Somut konuşacak olursak, Ergenekon ve türevi operasyonlar Kürt siyasetcilerin, KCK operasyonları ise Kemalistlerin hoşgörüsüne yaslanmış, hatta desteğini almıştır. Hukuksuzluğun, düzmece kanıtların, adalet duygusunu ve etik değerleri yerle bir eden kampanyaların, her örnekte bir başka kesimi memnun etmesi, son derece düşündürücüdür. Bu seçici yaklaşım, öyle bir hal almıştır ki, hepsi gazeteci ve yazarlardan oluşan Odatv davası sanıkları ile dayanışma bile parçalanmıştır.
Oysa, bugünkü hukuk anlayışı ile masumiyet ve suçu birbirinden ayırmak olanaksızdır. Tıpkı, 12 Eylül ile hesaplaşmanın olanaksızlığı gibi...
Türkiye'de siyaset alanı Kemalistler ve Kürt siyasetçilerinden ibaret değildir elbette. Ancak siyasi iktidarın uygulamaları, bu iki kesimden birinin zımni onayını aldığı sürece, Türkiye'de siyasetin alanı hızla daralmaya devam edecektir.
Bu iki kesimin, CHP ve BDP tarafından temsil edilip edilmediğini tartışmak istemiyoruz. Önemli olan, partilerinizin toplumsal algıdaki yeridir.
Türkiye Komünist Partisi, ülkede siyasal alanı daraltıcı müdahalelere karşı, hukuki ve siyasi alanda bazı girişimlerde bulunacaktır. Bu mektup, BDP ve CHP'nin "öteki" tarafa dönük müdahaleleri desteklemeye ya da göz yummaya devam etmesinin Türkiye'de ve bölgede yürütülmekte olan kapsamlı düzenlemeye destek anlamına geldiğini hatırlatmak için yazılmıştır.
şark kurnazlığı hasebinde mektuptur. Tayyip iki siyasi grup arasındaki çekişmeden yararlanıp iki tarafa uygulanan tutuklamaları meşru gösteriyor demekteler. iki siyasi grup birbirlerine destek çıksa bu sefer de ortaya çıkacak ortaklıktan kopacak payları kendileri alma hesabına düşmüşler.

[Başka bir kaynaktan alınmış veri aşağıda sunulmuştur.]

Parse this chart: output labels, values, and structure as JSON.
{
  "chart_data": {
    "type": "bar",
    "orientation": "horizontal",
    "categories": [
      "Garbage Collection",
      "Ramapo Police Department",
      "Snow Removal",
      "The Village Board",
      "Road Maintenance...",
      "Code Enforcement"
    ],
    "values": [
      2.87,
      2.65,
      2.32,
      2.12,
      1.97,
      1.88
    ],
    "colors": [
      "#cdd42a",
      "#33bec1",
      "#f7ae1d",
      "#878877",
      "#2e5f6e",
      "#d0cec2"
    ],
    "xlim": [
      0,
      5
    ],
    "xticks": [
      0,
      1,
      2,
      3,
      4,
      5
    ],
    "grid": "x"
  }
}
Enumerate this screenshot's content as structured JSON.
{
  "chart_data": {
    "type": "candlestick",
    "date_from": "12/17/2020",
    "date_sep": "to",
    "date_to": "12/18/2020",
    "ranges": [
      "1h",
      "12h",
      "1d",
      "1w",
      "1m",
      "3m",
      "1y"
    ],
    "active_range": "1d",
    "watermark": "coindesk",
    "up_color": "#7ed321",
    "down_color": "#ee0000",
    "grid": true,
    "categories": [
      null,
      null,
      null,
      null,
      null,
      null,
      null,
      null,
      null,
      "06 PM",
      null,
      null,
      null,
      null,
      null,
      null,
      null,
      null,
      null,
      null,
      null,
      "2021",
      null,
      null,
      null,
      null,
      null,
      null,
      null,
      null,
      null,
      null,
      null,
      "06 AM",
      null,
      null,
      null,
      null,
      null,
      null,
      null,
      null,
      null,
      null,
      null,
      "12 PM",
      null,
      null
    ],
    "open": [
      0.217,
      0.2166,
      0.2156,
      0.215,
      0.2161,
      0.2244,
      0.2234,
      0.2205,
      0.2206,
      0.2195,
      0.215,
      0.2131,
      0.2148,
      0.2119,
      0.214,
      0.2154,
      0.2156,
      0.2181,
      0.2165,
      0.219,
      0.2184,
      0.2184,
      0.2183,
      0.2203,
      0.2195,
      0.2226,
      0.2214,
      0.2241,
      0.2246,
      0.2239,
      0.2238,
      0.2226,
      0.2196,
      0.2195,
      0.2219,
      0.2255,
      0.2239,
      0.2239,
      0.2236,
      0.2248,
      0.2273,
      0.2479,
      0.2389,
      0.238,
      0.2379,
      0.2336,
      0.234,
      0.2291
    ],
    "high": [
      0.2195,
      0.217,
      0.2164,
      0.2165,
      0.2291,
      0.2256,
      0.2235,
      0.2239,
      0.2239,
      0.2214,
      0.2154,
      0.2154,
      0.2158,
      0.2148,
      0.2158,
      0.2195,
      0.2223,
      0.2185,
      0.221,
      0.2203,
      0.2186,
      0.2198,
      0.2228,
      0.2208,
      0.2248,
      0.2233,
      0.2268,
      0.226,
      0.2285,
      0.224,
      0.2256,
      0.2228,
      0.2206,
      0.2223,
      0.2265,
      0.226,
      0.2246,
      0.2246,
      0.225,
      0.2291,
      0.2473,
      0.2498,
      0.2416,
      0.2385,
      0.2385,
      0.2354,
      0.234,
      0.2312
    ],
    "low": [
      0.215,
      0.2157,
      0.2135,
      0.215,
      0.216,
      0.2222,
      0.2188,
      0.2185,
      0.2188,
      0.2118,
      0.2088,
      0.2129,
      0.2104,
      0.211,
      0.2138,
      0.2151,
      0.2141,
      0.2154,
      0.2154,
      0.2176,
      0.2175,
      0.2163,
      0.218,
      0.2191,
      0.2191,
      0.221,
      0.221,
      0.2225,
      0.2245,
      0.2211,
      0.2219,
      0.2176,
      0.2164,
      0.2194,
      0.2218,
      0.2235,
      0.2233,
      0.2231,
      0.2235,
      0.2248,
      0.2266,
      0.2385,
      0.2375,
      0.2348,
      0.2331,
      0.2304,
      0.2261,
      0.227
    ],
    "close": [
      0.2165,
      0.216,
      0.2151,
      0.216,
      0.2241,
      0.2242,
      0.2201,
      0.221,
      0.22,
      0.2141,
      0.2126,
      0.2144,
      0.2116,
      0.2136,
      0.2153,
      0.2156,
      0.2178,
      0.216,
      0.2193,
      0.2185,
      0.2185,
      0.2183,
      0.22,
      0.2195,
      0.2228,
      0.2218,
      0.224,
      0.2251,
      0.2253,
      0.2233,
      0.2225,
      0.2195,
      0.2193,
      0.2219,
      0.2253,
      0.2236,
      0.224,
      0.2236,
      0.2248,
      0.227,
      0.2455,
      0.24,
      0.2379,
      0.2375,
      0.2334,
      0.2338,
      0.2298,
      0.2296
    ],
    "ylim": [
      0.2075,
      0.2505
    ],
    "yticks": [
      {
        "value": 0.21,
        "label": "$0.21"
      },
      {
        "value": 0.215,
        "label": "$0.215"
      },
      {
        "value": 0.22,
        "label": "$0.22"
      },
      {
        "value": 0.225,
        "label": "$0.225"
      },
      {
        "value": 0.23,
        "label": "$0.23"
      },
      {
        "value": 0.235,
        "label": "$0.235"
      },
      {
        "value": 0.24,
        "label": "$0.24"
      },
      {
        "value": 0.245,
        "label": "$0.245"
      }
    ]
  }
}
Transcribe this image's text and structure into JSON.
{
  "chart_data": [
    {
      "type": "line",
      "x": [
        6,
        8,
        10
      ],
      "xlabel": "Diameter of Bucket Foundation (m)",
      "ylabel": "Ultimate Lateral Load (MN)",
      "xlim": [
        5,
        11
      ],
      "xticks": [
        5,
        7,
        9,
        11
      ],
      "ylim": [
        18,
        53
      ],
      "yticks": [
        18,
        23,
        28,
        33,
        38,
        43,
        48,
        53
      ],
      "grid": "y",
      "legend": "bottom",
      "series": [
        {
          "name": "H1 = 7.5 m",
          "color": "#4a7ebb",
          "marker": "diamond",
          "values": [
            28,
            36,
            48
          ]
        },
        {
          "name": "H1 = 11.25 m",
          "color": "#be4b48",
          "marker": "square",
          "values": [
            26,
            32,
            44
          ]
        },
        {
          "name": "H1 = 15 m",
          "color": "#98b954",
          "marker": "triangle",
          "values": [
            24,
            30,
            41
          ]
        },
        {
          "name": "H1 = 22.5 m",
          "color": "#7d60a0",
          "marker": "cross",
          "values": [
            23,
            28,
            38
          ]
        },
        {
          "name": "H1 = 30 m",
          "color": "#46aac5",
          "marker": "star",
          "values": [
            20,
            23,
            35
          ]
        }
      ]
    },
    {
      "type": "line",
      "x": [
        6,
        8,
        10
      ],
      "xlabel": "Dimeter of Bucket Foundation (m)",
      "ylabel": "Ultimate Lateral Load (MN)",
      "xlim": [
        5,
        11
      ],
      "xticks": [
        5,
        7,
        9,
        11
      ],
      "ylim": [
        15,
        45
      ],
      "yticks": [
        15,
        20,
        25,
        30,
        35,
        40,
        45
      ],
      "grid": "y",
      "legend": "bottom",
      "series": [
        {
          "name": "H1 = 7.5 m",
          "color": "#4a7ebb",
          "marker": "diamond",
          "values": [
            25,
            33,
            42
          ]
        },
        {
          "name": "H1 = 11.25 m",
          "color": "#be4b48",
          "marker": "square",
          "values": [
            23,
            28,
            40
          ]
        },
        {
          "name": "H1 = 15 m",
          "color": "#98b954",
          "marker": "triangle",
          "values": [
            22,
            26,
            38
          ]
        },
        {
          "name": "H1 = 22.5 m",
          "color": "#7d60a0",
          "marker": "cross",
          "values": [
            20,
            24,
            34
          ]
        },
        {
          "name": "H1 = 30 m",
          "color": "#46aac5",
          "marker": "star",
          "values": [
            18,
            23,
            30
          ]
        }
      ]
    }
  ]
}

CHP ile BDP omuz omuza durmaya başlasa bu sefer BDPli solcular ne la bu BDPnin hali deyip kürtçü sol parti arayışına girecek ve kürtçü söylemini arttıracak TKP'ye yönlecek de, bunun karşısında olmazsa CHPliler ne la bu PKKlılarla omuz omuza duruyor bu chpliler deyip sol parti arayışına girecek ve bu sefer TKP 30 ağustos'ta selam yolladıkları başkomutan üzerine söylemini arttıracak.
oğlum TKP, CHP'de de BDP'de de AKP'de de sizden daha kurt siyasetçiler var sizin bu boş beleş oyunlarınıza gelir mi onlar? o kadar kurt siyasetçi olsaydınız bugün bir avuçun değil enazından üç avuçun oy verdiği parti olurdunuz.
12 eylül ile ilgili olan bölümü dikkat çeken vasat mektup.
--spoiler--
tıpkı, 12 eylül ile hesaplaşmanın olanaksızlığı gibi.
--spoiler--
12 eylül ile hesaplaşma neden olanaksızmış? burada net bir şekilde "bu işleri kurcalamayın altından çıkamazsınız" mesajı var. rahat olun 28 şubat'a da 12 eylül'e de sıra gelecek.